Cache Service
Monitoring
The cache service exposes health endpoints, Prometheus metrics, and structured logs. Monitor it as an acceleration layer: cache failures matter, but origin availability remains the correctness boundary.
Health Endpoints
| Endpoint | Use |
|---|---|
/v1/health/live | Liveness. Returns ok when the process is running. |
/v1/health | Readiness. Returns ok when the service can reach origin. |
/health/live | Compatibility alias. |
/health | Compatibility alias. |
Use liveness for restarts. Use readiness for load-balancer rotation.
Prometheus
Scrape:
scrape_configs:
- job_name: crab-cache
static_configs:
- targets: ["crab-cache.example.com:8443"]

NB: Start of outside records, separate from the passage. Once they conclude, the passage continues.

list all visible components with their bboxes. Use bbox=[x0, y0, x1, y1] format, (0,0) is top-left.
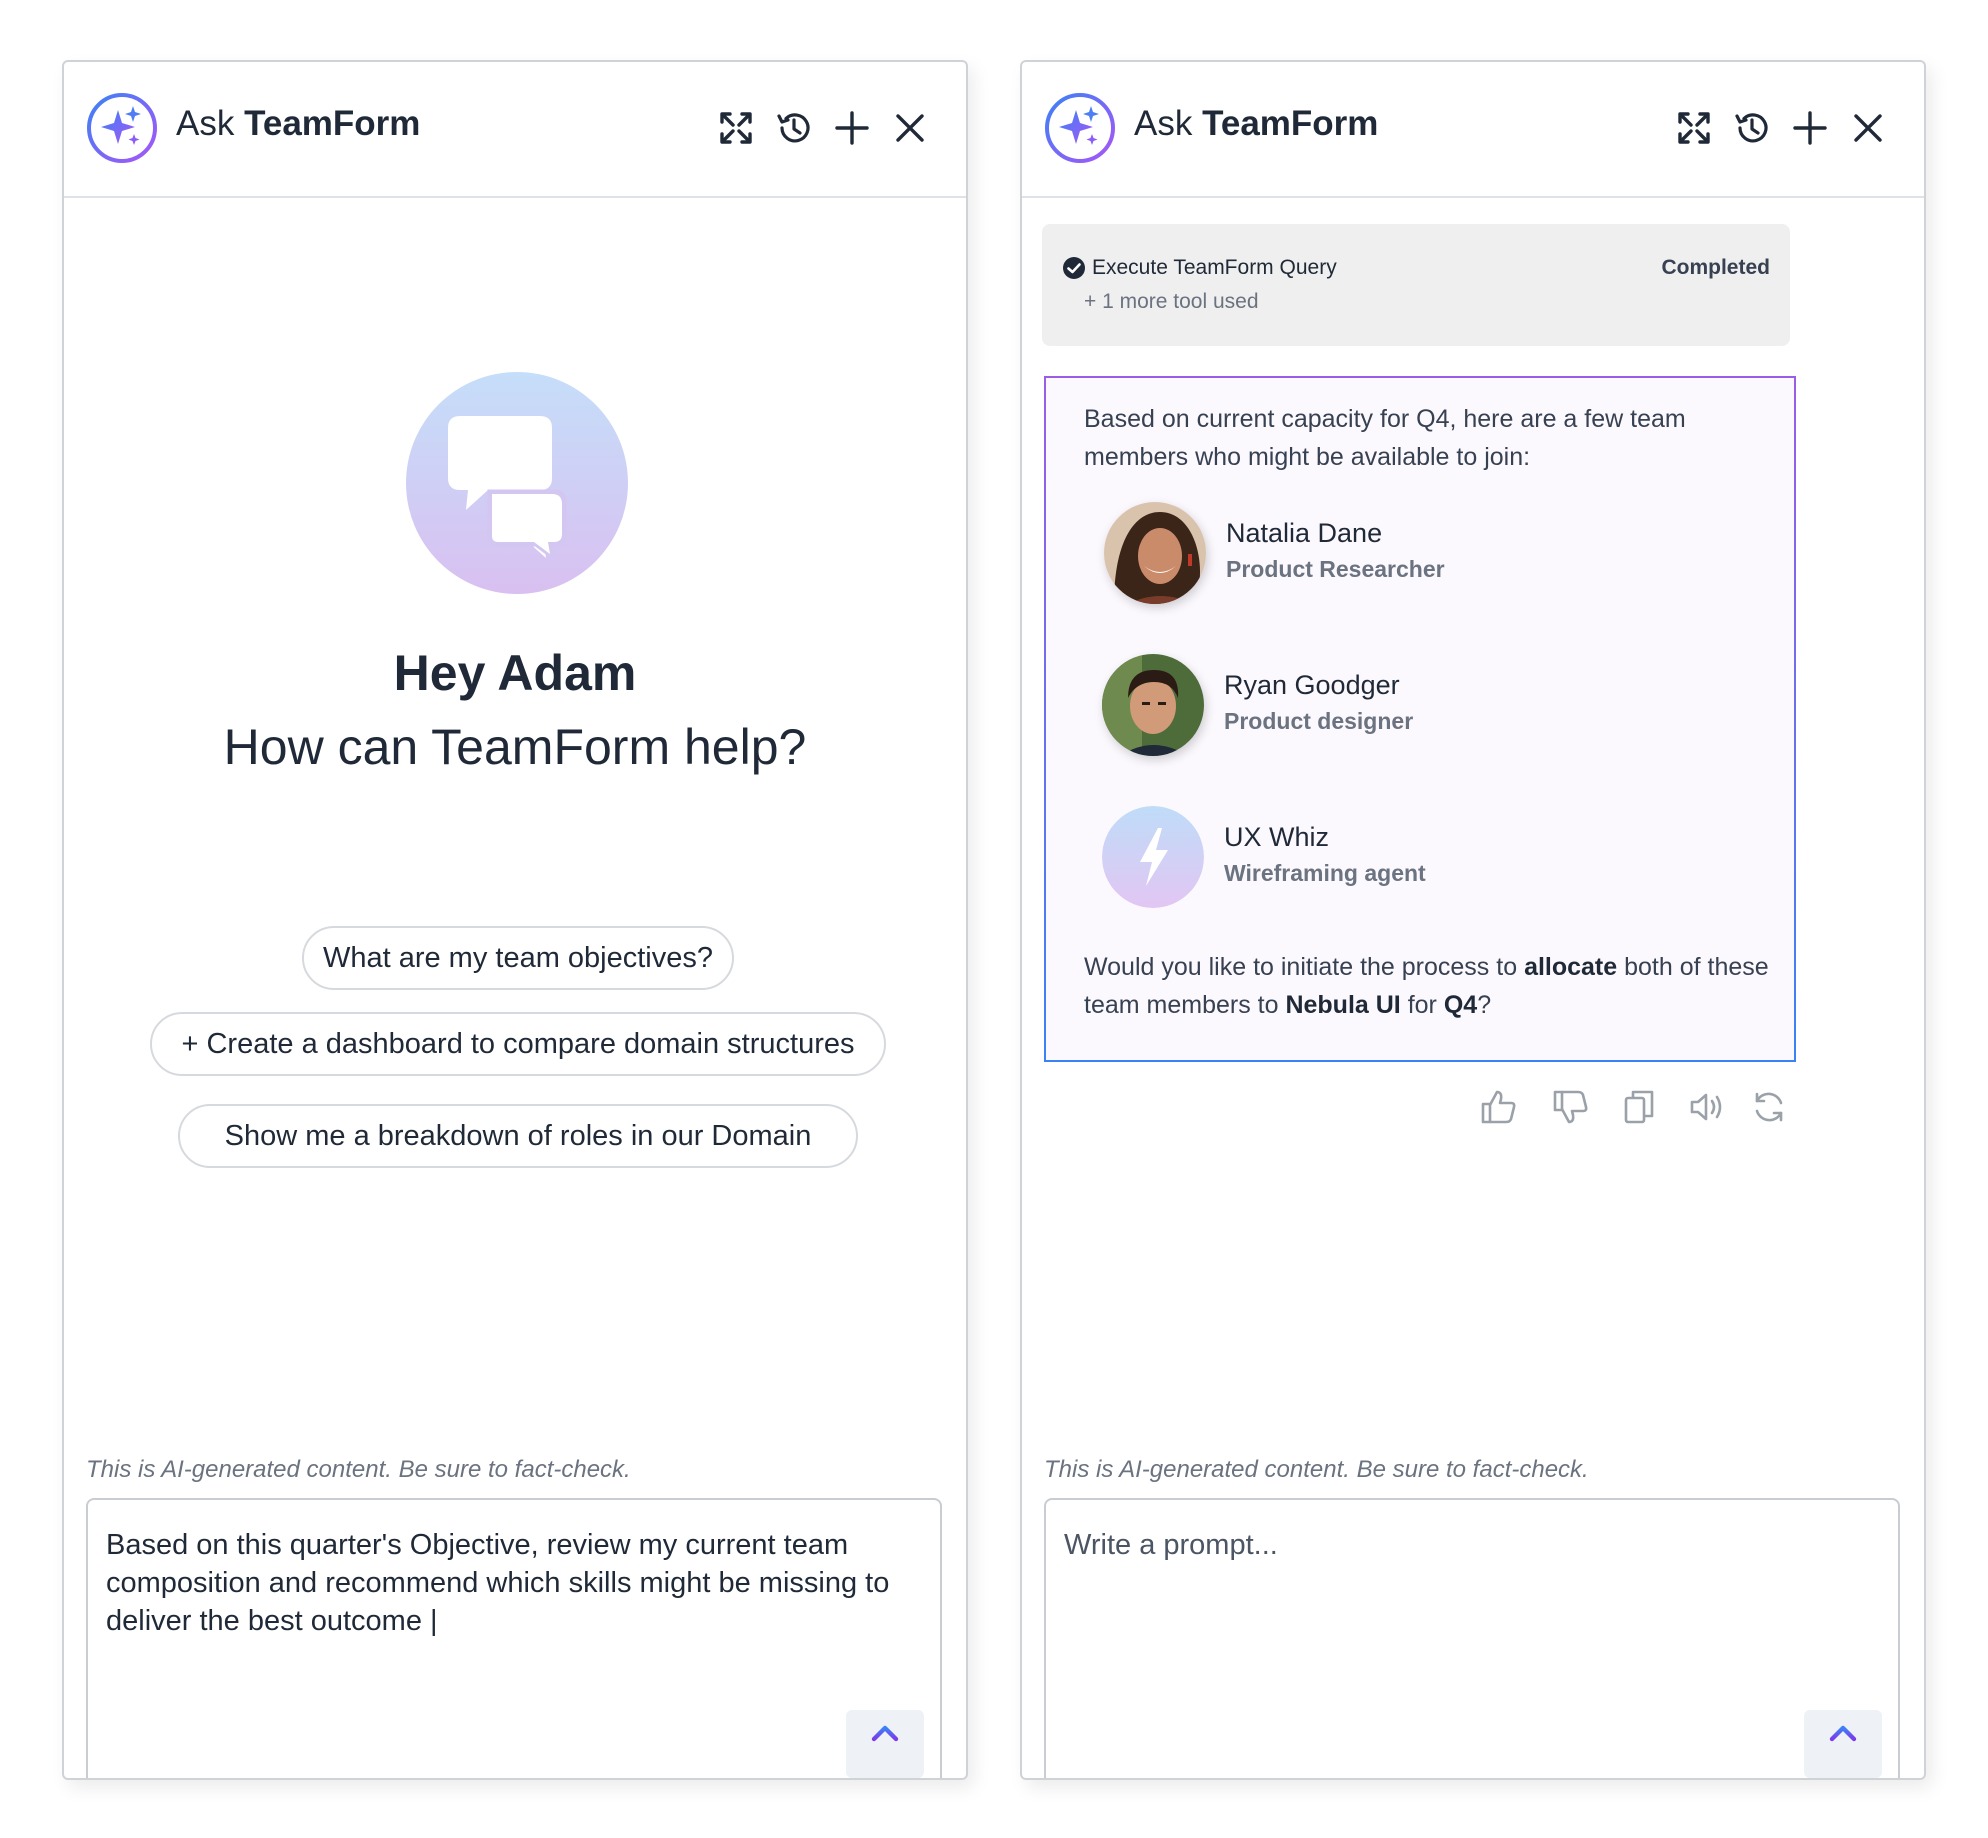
copy-icon[interactable] bbox=[1618, 1086, 1660, 1128]
history-icon[interactable] bbox=[774, 108, 814, 148]
member-card[interactable]: Ryan Goodger Product designer bbox=[1102, 654, 1704, 758]
prompt-input[interactable]: Based on this quarter's Objective, revie… bbox=[86, 1498, 942, 1778]
arrow-up-icon bbox=[1829, 1725, 1857, 1764]
chat-bubbles-icon bbox=[406, 372, 628, 594]
suggestion-chip-dashboard[interactable]: + Create a dashboard to compare domain s… bbox=[150, 1012, 886, 1076]
tool-name: Execute TeamForm Query bbox=[1092, 256, 1337, 279]
sparkle-logo-icon bbox=[86, 92, 158, 164]
member-name: UX Whiz bbox=[1224, 822, 1330, 852]
suggestion-chip-roles[interactable]: Show me a breakdown of roles in our Doma… bbox=[178, 1104, 858, 1168]
tool-usage-card[interactable]: Execute TeamForm Query + 1 more tool use… bbox=[1042, 224, 1790, 346]
check-circle-icon bbox=[1063, 257, 1085, 279]
prompt-placeholder[interactable]: Write a prompt... bbox=[1064, 1526, 1884, 1564]
ai-disclaimer: This is AI-generated content. Be sure to… bbox=[86, 1456, 631, 1483]
prompt-input-text[interactable]: Based on this quarter's Objective, revie… bbox=[106, 1526, 926, 1640]
chat-header: Ask TeamForm bbox=[64, 62, 966, 198]
thumbs-up-icon[interactable] bbox=[1478, 1086, 1520, 1128]
member-name: Natalia Dane bbox=[1226, 518, 1383, 548]
prompt-input[interactable]: Write a prompt... bbox=[1044, 1498, 1900, 1778]
close-icon[interactable] bbox=[1848, 108, 1888, 148]
arrow-up-icon bbox=[871, 1725, 899, 1764]
send-button[interactable] bbox=[1804, 1710, 1882, 1778]
chat-panel-response: Ask TeamForm Execute TeamForm Query + 1 … bbox=[1020, 60, 1926, 1780]
member-role: Wireframing agent bbox=[1224, 860, 1426, 886]
chat-header: Ask TeamForm bbox=[1022, 62, 1924, 198]
expand-icon[interactable] bbox=[1674, 108, 1714, 148]
member-role: Product Researcher bbox=[1226, 556, 1445, 582]
greeting-subtitle: How can TeamForm help? bbox=[223, 719, 807, 775]
member-role: Product designer bbox=[1224, 708, 1414, 734]
plus-icon[interactable] bbox=[832, 108, 872, 148]
avatar bbox=[1102, 654, 1204, 756]
chat-title: Ask TeamForm bbox=[1134, 104, 1379, 143]
chat-title: Ask TeamForm bbox=[176, 104, 421, 143]
response-outro: Would you like to initiate the process t… bbox=[1084, 953, 1769, 1019]
sparkle-logo-icon bbox=[1044, 92, 1116, 164]
tool-more-count: + 1 more tool used bbox=[1084, 290, 1259, 313]
history-icon[interactable] bbox=[1732, 108, 1772, 148]
avatar bbox=[1104, 502, 1206, 604]
send-button[interactable] bbox=[846, 1710, 924, 1778]
close-icon[interactable] bbox=[890, 108, 930, 148]
greeting-name: Hey Adam bbox=[393, 645, 637, 701]
member-name: Ryan Goodger bbox=[1224, 670, 1400, 700]
refresh-icon[interactable] bbox=[1748, 1086, 1790, 1128]
plus-icon[interactable] bbox=[1790, 108, 1830, 148]
suggestion-chip-objectives[interactable]: What are my team objectives? bbox=[302, 926, 734, 990]
chat-panel-welcome: Ask TeamForm Hey Adam How can TeamForm h… bbox=[62, 60, 968, 1780]
member-card[interactable]: UX Whiz Wireframing agent bbox=[1102, 806, 1704, 910]
tool-status: Completed bbox=[1661, 256, 1770, 279]
expand-icon[interactable] bbox=[716, 108, 756, 148]
ai-disclaimer: This is AI-generated content. Be sure to… bbox=[1044, 1456, 1589, 1483]
member-card[interactable]: Natalia Dane Product Researcher bbox=[1104, 502, 1704, 606]
response-intro: Based on current capacity for Q4, here a… bbox=[1084, 405, 1686, 471]
speaker-icon[interactable] bbox=[1686, 1086, 1728, 1128]
assistant-response: Based on current capacity for Q4, here a… bbox=[1044, 376, 1796, 1062]
lightning-agent-icon bbox=[1102, 806, 1204, 908]
thumbs-down-icon[interactable] bbox=[1550, 1086, 1592, 1128]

metrics_path: /v1/metricsImportant metrics:
| Metric | Meaning |
|---|---|
cache_hit_total | Cache hits by object type. |
cache_miss_total | Cache misses by object type. |
cache_bytes_served | Bytes served to clients, split by hit and miss. |
cache_bytes_stored | Current cache size. |
origin_fetch_total | Misses that required origin reads. |
origin_fetch_bytes | Bytes fetched from origin. |
push_warming_total | Successful push-warming writes. |
dedup_query_total | Dedup query count. |
dedup_chunks_known | Chunks reported as already known. |
dedup_chunks_unknown | Chunks reported as unknown. |
cache_eviction_total | Evicted objects by type. |
Useful Dashboard Panels
Track:
- Cache hit rate.
- Bytes served from cache versus origin.
- Cache utilization versus configured budget.
- Origin fetch latency.
- Push warming rate.
- Dedup known/unknown ratio.
- 4xx and 5xx response rate.
Example Queries
Cache hit rate:
sum(rate(cache_hit_total[5m])) /
(sum(rate(cache_hit_total[5m])) + sum(rate(cache_miss_total[5m])))Bytes served from cache:
sum(rate(cache_bytes_served{hit="true"}[1h]))Dedup ratio:
sum(rate(dedup_chunks_known[5m])) /
(sum(rate(dedup_chunks_known[5m])) + sum(rate(dedup_chunks_unknown[5m])))Alerts
Recommended alerts:
| Alert | Condition |
|---|---|
| Cache down | Prometheus cannot scrape the service. |
| Origin unreachable | Readiness fails for several minutes. |
| Hit rate low | Hit rate remains low after the cache should be warm. |
| Cache near full | Cache usage exceeds the planned high-water point. |
| Origin latency high | Origin miss path becomes slow. |
| Auth failures spike | 401 or 403 rate increases unexpectedly. |
Do not page on a low hit rate immediately after a new deployment or after replacing the cache volume. The cache needs time to warm.
Logs
Use JSON logs in production:
[logging]
format = "json"
level = "info"Use logs to answer:
- Are clients reaching the service?
- Are requests hitting cache or falling through to origin?
- Are push-warming requests arriving?
- Are auth failures caused by missing credentials or policy denial?